Eltern schickten sie los
Schleuser auf A93 gefasst: Zwei junge Syrer berichten Polizei von monatelanger Flucht

29.06.2023 | Stand 14.09.2023, 22:18 Uhr

Polizisten kontrollieren Schleuser auf der A93 bei Kiefersfelden und fand in seinem Auto zwei syrische Migranten. −Foto: Bundespolizei

Die Bundespolizei hat am Mittwoch bei Grenzkontrollen an der Inntalautobahn (A93) bei Kiefersfelden (Landkreis Rosenheim)einen mutmaßlichen Schleuser gefasst. Er hatte zwei syrische Migranten in seinem Auto.

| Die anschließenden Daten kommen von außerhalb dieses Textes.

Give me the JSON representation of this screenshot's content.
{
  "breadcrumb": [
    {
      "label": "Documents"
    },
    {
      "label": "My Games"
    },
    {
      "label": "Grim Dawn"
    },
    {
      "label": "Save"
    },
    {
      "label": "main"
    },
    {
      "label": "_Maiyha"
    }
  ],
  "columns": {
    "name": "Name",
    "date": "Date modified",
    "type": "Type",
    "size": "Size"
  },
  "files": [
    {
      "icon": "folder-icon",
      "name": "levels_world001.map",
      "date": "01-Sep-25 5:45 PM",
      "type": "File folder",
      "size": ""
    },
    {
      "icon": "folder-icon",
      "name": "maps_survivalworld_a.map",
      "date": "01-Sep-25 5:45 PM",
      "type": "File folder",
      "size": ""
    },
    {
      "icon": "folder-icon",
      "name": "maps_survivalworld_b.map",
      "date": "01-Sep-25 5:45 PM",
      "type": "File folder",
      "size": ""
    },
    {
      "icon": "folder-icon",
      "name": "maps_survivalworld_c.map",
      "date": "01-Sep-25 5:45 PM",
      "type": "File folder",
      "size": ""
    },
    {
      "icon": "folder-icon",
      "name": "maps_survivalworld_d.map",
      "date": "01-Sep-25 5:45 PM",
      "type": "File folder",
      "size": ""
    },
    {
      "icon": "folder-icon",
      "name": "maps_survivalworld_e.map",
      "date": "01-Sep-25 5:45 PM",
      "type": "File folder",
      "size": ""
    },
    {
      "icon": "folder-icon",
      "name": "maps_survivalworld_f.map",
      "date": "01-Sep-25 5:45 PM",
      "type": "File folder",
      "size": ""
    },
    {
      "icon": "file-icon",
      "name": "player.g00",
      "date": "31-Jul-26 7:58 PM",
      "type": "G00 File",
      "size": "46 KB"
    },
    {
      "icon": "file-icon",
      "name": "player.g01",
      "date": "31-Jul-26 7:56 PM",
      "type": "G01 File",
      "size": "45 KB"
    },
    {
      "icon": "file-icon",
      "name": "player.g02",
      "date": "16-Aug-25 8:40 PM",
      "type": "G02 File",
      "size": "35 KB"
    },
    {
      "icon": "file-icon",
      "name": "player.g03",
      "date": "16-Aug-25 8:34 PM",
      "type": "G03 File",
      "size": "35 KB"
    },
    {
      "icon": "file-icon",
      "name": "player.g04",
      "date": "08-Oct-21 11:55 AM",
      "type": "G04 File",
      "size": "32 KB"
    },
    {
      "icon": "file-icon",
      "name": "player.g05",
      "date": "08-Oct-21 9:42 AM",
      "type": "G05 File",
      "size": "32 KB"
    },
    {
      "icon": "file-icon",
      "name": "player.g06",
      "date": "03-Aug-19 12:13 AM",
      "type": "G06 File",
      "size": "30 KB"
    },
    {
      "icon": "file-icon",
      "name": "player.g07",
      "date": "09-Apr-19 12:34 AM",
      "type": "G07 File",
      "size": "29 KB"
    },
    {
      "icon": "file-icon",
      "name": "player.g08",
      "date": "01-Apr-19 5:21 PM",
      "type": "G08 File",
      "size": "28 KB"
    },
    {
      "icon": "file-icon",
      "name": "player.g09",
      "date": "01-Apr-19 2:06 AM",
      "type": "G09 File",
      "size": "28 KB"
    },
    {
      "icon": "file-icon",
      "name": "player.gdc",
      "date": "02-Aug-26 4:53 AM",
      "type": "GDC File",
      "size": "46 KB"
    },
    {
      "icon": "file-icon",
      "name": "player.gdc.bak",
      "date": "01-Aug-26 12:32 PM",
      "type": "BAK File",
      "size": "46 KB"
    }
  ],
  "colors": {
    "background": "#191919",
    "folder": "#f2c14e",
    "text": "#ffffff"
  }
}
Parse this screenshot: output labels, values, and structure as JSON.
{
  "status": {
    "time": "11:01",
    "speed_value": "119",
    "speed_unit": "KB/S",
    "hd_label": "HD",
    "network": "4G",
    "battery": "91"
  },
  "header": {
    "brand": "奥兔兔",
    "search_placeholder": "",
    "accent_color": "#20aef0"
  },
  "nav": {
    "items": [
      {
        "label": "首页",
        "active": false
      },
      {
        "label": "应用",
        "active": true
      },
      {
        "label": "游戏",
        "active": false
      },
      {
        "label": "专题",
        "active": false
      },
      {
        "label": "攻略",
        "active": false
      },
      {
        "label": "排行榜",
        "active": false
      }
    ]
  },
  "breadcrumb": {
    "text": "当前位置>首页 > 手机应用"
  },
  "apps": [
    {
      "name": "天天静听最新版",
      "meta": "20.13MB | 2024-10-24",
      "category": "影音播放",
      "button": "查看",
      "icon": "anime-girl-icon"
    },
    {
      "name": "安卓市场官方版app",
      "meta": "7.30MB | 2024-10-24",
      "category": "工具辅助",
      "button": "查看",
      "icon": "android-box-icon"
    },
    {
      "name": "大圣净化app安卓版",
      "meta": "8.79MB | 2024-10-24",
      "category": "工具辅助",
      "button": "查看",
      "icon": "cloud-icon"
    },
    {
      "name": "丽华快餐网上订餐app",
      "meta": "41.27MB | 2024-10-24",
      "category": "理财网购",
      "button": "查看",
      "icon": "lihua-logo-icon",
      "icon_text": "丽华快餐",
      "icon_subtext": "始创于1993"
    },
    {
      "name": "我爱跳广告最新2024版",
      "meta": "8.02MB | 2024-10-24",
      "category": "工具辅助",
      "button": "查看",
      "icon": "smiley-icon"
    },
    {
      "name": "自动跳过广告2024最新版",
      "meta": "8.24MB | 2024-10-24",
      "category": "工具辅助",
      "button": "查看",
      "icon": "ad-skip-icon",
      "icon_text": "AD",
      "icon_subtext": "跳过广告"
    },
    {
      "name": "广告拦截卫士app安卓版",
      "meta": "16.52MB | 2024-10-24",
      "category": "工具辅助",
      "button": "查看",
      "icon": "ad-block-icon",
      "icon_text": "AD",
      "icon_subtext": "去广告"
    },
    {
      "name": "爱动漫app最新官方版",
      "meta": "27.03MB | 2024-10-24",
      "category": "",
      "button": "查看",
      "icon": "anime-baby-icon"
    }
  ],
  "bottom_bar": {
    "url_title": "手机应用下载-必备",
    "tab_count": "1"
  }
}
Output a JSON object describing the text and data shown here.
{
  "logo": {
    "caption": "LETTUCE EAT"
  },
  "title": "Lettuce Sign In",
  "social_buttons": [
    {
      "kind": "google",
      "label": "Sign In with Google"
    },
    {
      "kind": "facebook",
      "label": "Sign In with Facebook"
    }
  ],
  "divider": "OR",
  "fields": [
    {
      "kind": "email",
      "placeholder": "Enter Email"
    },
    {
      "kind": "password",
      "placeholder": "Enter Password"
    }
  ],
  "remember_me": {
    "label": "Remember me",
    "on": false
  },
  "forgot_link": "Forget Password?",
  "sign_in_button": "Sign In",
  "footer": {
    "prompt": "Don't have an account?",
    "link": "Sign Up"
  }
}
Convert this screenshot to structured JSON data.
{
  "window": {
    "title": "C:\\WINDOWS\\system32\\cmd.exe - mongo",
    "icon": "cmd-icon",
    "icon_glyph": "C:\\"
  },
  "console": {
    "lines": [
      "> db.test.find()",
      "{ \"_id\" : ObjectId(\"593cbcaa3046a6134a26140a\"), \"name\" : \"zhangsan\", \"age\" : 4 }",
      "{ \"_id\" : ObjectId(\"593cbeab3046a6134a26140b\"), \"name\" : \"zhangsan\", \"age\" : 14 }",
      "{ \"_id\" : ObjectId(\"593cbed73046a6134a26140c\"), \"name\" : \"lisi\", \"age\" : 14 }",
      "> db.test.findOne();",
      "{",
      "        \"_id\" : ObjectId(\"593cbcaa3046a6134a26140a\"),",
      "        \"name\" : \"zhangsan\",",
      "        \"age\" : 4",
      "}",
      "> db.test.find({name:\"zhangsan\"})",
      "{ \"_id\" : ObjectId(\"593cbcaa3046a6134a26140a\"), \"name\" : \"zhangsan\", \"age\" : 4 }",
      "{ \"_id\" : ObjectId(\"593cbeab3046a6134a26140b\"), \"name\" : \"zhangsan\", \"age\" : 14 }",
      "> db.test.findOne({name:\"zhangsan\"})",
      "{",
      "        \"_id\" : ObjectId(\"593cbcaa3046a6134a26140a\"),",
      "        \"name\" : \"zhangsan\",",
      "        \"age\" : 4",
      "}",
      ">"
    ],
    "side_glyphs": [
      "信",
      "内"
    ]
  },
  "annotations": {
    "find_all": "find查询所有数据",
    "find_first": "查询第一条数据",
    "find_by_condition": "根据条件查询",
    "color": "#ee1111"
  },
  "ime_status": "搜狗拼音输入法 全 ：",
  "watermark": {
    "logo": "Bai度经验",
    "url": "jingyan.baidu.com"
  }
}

Die zwei Migranten, ein 19-jähriger Syrer und sein Cousin im Alter von 15 Jahren, die der Mann nach Deutschland geschleust hatte, berichten von ihrer zerstörten Heimat, einer monatelangen Flucht und bezahlten Schleusern.
Auf Höhe Kiefersfelden haben Bundespolizisten drei Insassen eines Kleinwagens mit italienischem Kennzeichenkontrolliert. Am Steuer saß ein 52-jähriger Marokkaner, der sich mit einer italienischen Aufenthaltserlaubnis auswies. Seinen Angaben zufolge sollte die Fahrt nach München gehen. Seine beiden Begleiter gaben an, sich künftig in Deutschland aufhalten zu wollen, konnten aber nicht die erforderlichen Papiere vorweisen.

Keine Perspektive zu Hause in Syrien


Laut Polizei nahmen die Beamten den jungen Mann und seinen minderjähriger Cousin in Gewahrsam und brachten sie zur Bundespolizei-Dienststelle nach Rosenheim. Dort erklärte die beiden Männer, dass sie schon seit rund drei Monaten unterwegs waren. Ursprünglich stammen sie aus dem syrischen Distrikt Dar‘a im Südwesten des Landes.Da die Eltern keine Perspektiven mehr für ihre Kinder gesehen hätten, borgten sie sich Geld, um die Schleuser bezahlen zu können. Die erste der Schleusungsetappen führte von Syrien in den Libanon. Von dort aus brachte sie ein Flugzeug nach Ägypten. Die nächste Zwischenstation war in Libyen. Dort mussten die beiden warten, bis ein Boot für die Überquerung des Mittelmeers bereitgestellt wurde. Die lebensgefährliche Überfahrt endete auf Lampedusa, von wo aus sie mit einem Schiff ans italienische Festland gefahren wurden. Dort irrten sie mit Bussen und Zügen tagelang umher, bis sie schließlich in Turin mit ihrem marokkanischen Fahrer zusammentreffen konnten. Dieser habe ihnen für seine „Dienste“ ihr letztes Geld abgenommen. Noch vor Fahrtantritt verlangte er 1.400 Euro.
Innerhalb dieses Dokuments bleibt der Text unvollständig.